Kedudukan Dakwah dan Perang
• Dakwah dapat diibaratkan Wudlu/Mandi besar, menggunakan air, air
sifatnya suci dan bersih dan dapat berfungsi mensucikan.
• Perang dapat diibaratkan sebagai tayamum, hanya dikerjakan pada saat
darurat (tidak ada air), menggunakan debu sifat debu kotor dan mengotori
tetapi dalam kondisi terpaksa meskipun kotor dapat berfungsi mensucikan.
• Dakwah mengajak orang kepada hidayah, jika mendapat hidayah tidak
akan tersesat dan masuk surga. Mendapatkan Hidayah adalah hak paling
hakiki setiap manusia. Menghalangi dakwah = menghalangi sampainya
hidayah kepada seseorang = menghalangi seseorang untuk menjadi baik
dan masuk surga = menghalangi hak paling hakiki dari seseorang. Jika
dakwah dihalang-halangi disitulah perang diperkenankan.
• Perang mempercepat matinya seseorang (yang diperangi) sebelum
mendapatkan hidayah sehingga tersesat dan masuk neraka.

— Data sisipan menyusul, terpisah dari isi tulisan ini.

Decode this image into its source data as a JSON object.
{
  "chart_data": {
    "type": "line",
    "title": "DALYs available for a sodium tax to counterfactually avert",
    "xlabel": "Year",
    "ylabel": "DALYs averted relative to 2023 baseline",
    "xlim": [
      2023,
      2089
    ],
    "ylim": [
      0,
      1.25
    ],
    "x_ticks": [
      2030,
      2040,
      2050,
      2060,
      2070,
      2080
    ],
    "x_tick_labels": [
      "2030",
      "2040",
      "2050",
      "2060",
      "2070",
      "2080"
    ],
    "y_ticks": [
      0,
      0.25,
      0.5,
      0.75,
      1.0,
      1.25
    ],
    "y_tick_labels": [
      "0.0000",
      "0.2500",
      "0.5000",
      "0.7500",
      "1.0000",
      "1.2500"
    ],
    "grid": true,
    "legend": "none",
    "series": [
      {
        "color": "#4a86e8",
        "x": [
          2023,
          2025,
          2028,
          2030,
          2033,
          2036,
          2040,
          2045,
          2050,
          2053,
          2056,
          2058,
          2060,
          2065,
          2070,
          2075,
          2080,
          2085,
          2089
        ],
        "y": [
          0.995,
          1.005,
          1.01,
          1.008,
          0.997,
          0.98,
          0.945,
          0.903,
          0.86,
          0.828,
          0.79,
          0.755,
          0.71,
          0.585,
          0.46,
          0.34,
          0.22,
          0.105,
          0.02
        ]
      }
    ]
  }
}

Karena
hakekat dakwah adalah mengajak orang kepada kebaikan. Oleh karena itu,
perang sangat dihindari dalam Islam, selama masih ada jalan lain yang bisa
ditempuh, bukan karena takut tetapi karena hal ini akan mempercepat
masuknya orang ke neraka
• Azas Islam bukan Perang tetapi dakwah rahmatan lil ‘alamin, bukan
hanya rahmatan lil muslimin tetapi lil ‘alamin.
Kapan kita boleh berperang
(Al Hajj, 22/39-41)
39. Telah diizinkan (berperang) bagi orang-orang yang diperangi, karena
sesungguhnya mereka telah dianiaya. Dan sesungguhnya Allah benar-
benar Maha Kuasa menolong mereka itu.
40. (Yaitu) orang-orang yang telah diusir dari kampung halaman
mereka tanpa alasan yang benar, hanya karena mereka berkata:
“Tuhan kami hanyalah Allah”. Dan sekiranya Allah tiada menolak
(keganasan) sebagian manusia dengan sebagian yang lain, tentulah
telah dirobohkan biara-biara nasrani, gereja-gereja, rumah-rumah ibadat
orang yahudi dan masjid-masjid yang di dalamnya banyak disebut Asma
Allah. Sesungguhnya Allah pasti menolong orang-orang yang menolong
(agama)-Nya. Sesungguhnya Allah benar-benar Maha Kuat lagi Maha
Perkasa.
41. Yaitu orang-orang yang jika Kami teguhkan kedudukan mereka di muka
bumi niscaya mereka mendirikan sembahyang, menunaikan zakat,
menyuruh berbuat ma’ruf dan mencegah dari perbuatan mungkar, dan
kepada Allah-lah tempat kembalinya segala urusan.